Executive Manager of LPIA, Laurynas Vilimas, said that currently the traders see the proposal as worsening business conditions.

He said that the Ministry of Finance has not provided any research and analysis, which would support the idea, its necessity, benefit and effectiveness while dealing with the shadow economy. He added that currently no arguments in favour of the idea are noticeable – only additional limitations on the buyers and the traders.

According to Vilimas, the restrictions would cause additional inconvenience to customers which might have negative effects on sales and the state’s budget.

“Although in retail most payments are below LTL 10,000, this amount is exceeded in certain sectors, for example, furniture, home appliances or high-end clothing. Particularly when we talk about Belarusians and Russians – the main buyers of such products who pay in cash. It is likely that after the decision money spent by the citizens of the aforementioned countries will decrease,” stated Vilimas.

The association assessed that the law amendments would be most beneficial to the banks as they are interested in boosting online banking transactions.

“In this case the banks’ interests are more important,” Vilimas argued.

As reported, the Ministry of Finance has drafted law amendment projects which would limit payments in cash to LTL 10,000 (EUR 2,900), with administrative liability for breaching the law.

Minister of Finance Rimantas Šadžius said that in order to reduce the shadow economy, one form of its existence should be legally restricted.

Similar practice is employed in Latvia, France, Spain, Denmark, Slovakia, Italy and other EU states. The average amount of allowed payments in cash is similar to the one proposed in Lithuania.

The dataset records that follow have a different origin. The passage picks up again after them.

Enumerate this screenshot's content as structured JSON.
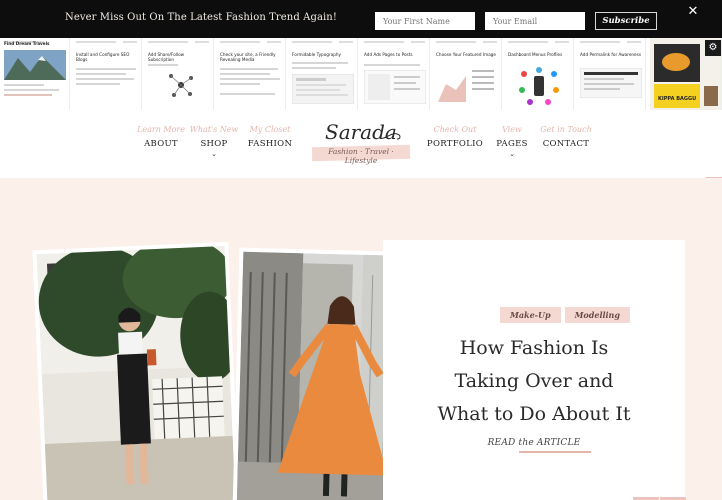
{
  "optin": {
    "message": "Never Miss Out On The Latest Fashion Trend Again!",
    "first_name_placeholder": "Your First Name",
    "email_placeholder": "Your Email",
    "subscribe_label": "Subscribe",
    "close_label": "✕"
  },
  "thumbnails": [
    {
      "title": "Find Dream Travels"
    },
    {
      "title": "Install and Configure SEO Blogs"
    },
    {
      "title": "Add Share/Follow Subscription"
    },
    {
      "title": "Check your site, a Friendly Revealing Media"
    },
    {
      "title": "Formidable Typography"
    },
    {
      "title": "Add Ads Pages to Posts"
    },
    {
      "title": "Choose Your Featured Image"
    },
    {
      "title": "Dashboard Menus Profiles"
    },
    {
      "title": "Add Permalink for Awareness"
    },
    {
      "title": "KIPPA BAGGU"
    }
  ],
  "settings_icon": "⚙",
  "nav": {
    "left": [
      {
        "sub": "Learn More",
        "label": "ABOUT",
        "has_dropdown": false
      },
      {
        "sub": "What's New",
        "label": "SHOP",
        "has_dropdown": true
      },
      {
        "sub": "My Closet",
        "label": "FASHION",
        "has_dropdown": false
      }
    ],
    "right": [
      {
        "sub": "Check Out",
        "label": "PORTFOLIO",
        "has_dropdown": false
      },
      {
        "sub": "View",
        "label": "PAGES",
        "has_dropdown": true
      },
      {
        "sub": "Get in Touch",
        "label": "CONTACT",
        "has_dropdown": false
      }
    ],
    "chevron": "⌄"
  },
  "logo": {
    "brand": "Sarada",
    "tagline": "Fashion · Travel · Lifestyle"
  },
  "feature": {
    "tags": [
      "Make-Up",
      "Modelling"
    ],
    "headline_lines": [
      "How Fashion Is",
      "Taking Over and",
      "What to Do About It"
    ],
    "read_label": "READ the ARTICLE"
  },
  "colors": {
    "accent_pink": "#f4d9d3",
    "nav_script": "#e6b6ad",
    "hero_bg": "#fbf0ea",
    "bar_bg": "#0d0d0d"
  }
}
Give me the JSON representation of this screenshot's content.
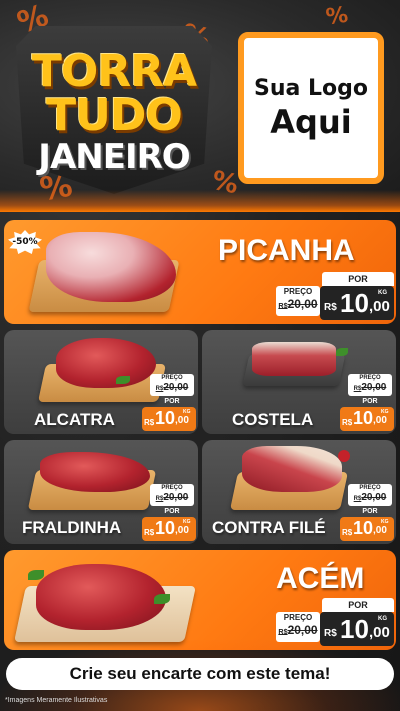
{
  "header": {
    "title_line1": "TORRA",
    "title_line2": "TUDO",
    "title_line3": "JANEIRO",
    "percent_symbol": "%",
    "logo_line1": "Sua Logo",
    "logo_line2": "Aqui"
  },
  "colors": {
    "accent": "#ff8a1f",
    "title_yellow": "#ffc21a",
    "dark_price_box": "#232323"
  },
  "discount_badge": "-50%",
  "products": [
    {
      "name": "PICANHA",
      "por": "POR",
      "preco_label": "PREÇO",
      "old_currency": "R$",
      "old_price": "20,00",
      "currency": "R$",
      "price_int": "10",
      "price_dec": ",00",
      "unit": "KG"
    },
    {
      "name": "ALCATRA",
      "por": "POR",
      "preco_label": "PREÇO",
      "old_currency": "R$",
      "old_price": "20,00",
      "currency": "R$",
      "price_int": "10",
      "price_dec": ",00",
      "unit": "KG"
    },
    {
      "name": "COSTELA",
      "por": "POR",
      "preco_label": "PREÇO",
      "old_currency": "R$",
      "old_price": "20,00",
      "currency": "R$",
      "price_int": "10",
      "price_dec": ",00",
      "unit": "KG"
    },
    {
      "name": "FRALDINHA",
      "por": "POR",
      "preco_label": "PREÇO",
      "old_currency": "R$",
      "old_price": "20,00",
      "currency": "R$",
      "price_int": "10",
      "price_dec": ",00",
      "unit": "KG"
    },
    {
      "name": "CONTRA FILÉ",
      "por": "POR",
      "preco_label": "PREÇO",
      "old_currency": "R$",
      "old_price": "20,00",
      "currency": "R$",
      "price_int": "10",
      "price_dec": ",00",
      "unit": "KG"
    },
    {
      "name": "ACÉM",
      "por": "POR",
      "preco_label": "PREÇO",
      "old_currency": "R$",
      "old_price": "20,00",
      "currency": "R$",
      "price_int": "10",
      "price_dec": ",00",
      "unit": "KG"
    }
  ],
  "cta_text": "Crie seu encarte com este tema!",
  "footnote": "*Imagens Meramente Ilustrativas"
}
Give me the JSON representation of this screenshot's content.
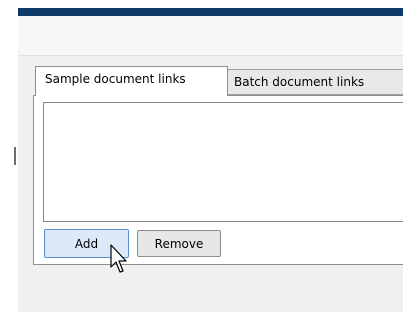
{
  "tabs": [
    {
      "label": "Sample document links",
      "active": true
    },
    {
      "label": "Batch document links",
      "active": false
    }
  ],
  "buttons": {
    "add_label": "Add",
    "remove_label": "Remove"
  },
  "icons": {
    "cursor": "mouse-pointer-arrow-icon"
  },
  "colors": {
    "title_bar": "#0e3a6a",
    "add_button_border": "#5a8fcf",
    "add_button_fill": "#dbe9f8"
  }
}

Once the restrictions are in place, preconditions for the shadow economy are said to be reduced, the transactions would become more transparent and their control more effective. According to Finance Ministry, possibilities to avoid or reduce tax duties would also be minimised, while conditions for fair competition would become more favourable and transactions more secure.

The Ministry of Finance noted that the drafted projects are not final. Remarks and proposals by concerned institutions will be analysed in detail, while those argumentatively substantiated will be considered.